The laser therapy system used was a Thor DDII unit (Thor International Ltd, Amersham, Bucks, UK). A single point GaAlAs (gallium aluminium arsenide) laser probe, emitting a continuous beam of wavelength 810nm and power 500mW, was used. In compliance with safety measures, the investigator and assistant wore protective goggles to prevent inadvertent ocular damage (Chartered Society of Physiotherapy, 1991; 1998). The light sensor used was a M3000 (FOE Ltd, Argyll, UK). This sensor was capable of detecting light waves in the 600-1300nm wavelength and gave readings in microwatts x 10 (uWx10). This was precalibrated by the manufacturer. A standard vernier caliper (Mitutoyo (UK) Ltd, Hampshire, UK) was used. These calipers possess an accuracy of 0-200mm+/-0.03mm and a graduation of 0.02mm/0.001.

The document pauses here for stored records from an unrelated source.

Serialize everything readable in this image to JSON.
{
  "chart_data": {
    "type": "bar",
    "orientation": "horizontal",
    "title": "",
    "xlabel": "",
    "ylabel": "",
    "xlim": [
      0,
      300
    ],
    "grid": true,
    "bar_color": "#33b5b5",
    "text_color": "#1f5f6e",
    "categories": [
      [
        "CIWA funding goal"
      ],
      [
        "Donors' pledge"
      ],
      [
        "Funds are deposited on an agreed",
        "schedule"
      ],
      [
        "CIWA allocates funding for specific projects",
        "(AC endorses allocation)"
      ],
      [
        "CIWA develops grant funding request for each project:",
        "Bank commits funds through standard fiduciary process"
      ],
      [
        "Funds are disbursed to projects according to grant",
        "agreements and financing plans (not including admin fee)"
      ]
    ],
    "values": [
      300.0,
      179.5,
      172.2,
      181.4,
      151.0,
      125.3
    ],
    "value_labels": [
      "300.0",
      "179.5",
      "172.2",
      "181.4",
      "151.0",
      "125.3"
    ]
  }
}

Alcohol solution was used to clean the horses’ coats. It was also used to clean the horses’ skin after clipping. Electric clippers (number 30 blades) were used to clip the horses’ skin. A preliminary study tested light penetration through the tendons of six subjects. These were tendons of varying thickness and coat colour. Results indicated that the light sensor was sensitive enough to detect changes in penetration of light through various equine tendons. It also suggested that the readings should be taken after sunset to minimise ambient light. Each horse was restrained with a head collar and lead rope in a loose box with an attendant and some loose hay. Measurements were conducted with the animal either standing on a rubber mat or a shallow bed of shavings and with the animal standing as ‘square’ as possible i.e., equal weight bearing on all four legs. Tendon lateromedial dimensions were gauged using the vernier calipers. This was measured at the junction of the distal third and proximal two-thirds of the superficial digital flexor tendon (SDF) as this is an easily identifiable site and is a frequent site of tendon injury (Kaneps et al., 1984). The therapeutic laser probe was applied at the medial aspect of the SDF of the horse’s forelimb, at the junction of the distal third and proximal two thirds. This was done using the contact technique: firmly, perpendicular to the skin with slight indentation of the skin and by the same investigator each time (Baxter, 1994).The light sensor was then held in contact, directly opposite the laser probe, on the lateral aspect of the SDF. The two were maintained in position until the sensor delivered a reading. This was repeated three times and the mean measurement recorded.was by multiway analysis of variance with ‘light transmitted’ as the dependent variable and colour (grey or bay), horse, leg (right or left) and condition (dry, alcohol wet, alcohol dry, clipped dry or clipped wet) as the independent variables. The variable ‘leg’ was nested in the variable ‘horse’ and the variable ‘horse’ was nested in the variable ‘colour’. All significance tests were two sided (Petrie and Sabin, 2000).
Results
Simple cleaning of the hair and skin surrounding the tendon with alcohol, caused a general increase in penetration of light through the tendons (p=0.5762) (Figure 1, see p277). Readings which failed to register on the light sensor (i.e., those which produced a reading of 0) would indicate that the laser light introduced had been completely absorbed by the tendon and that none of this light had penetrated to the other side.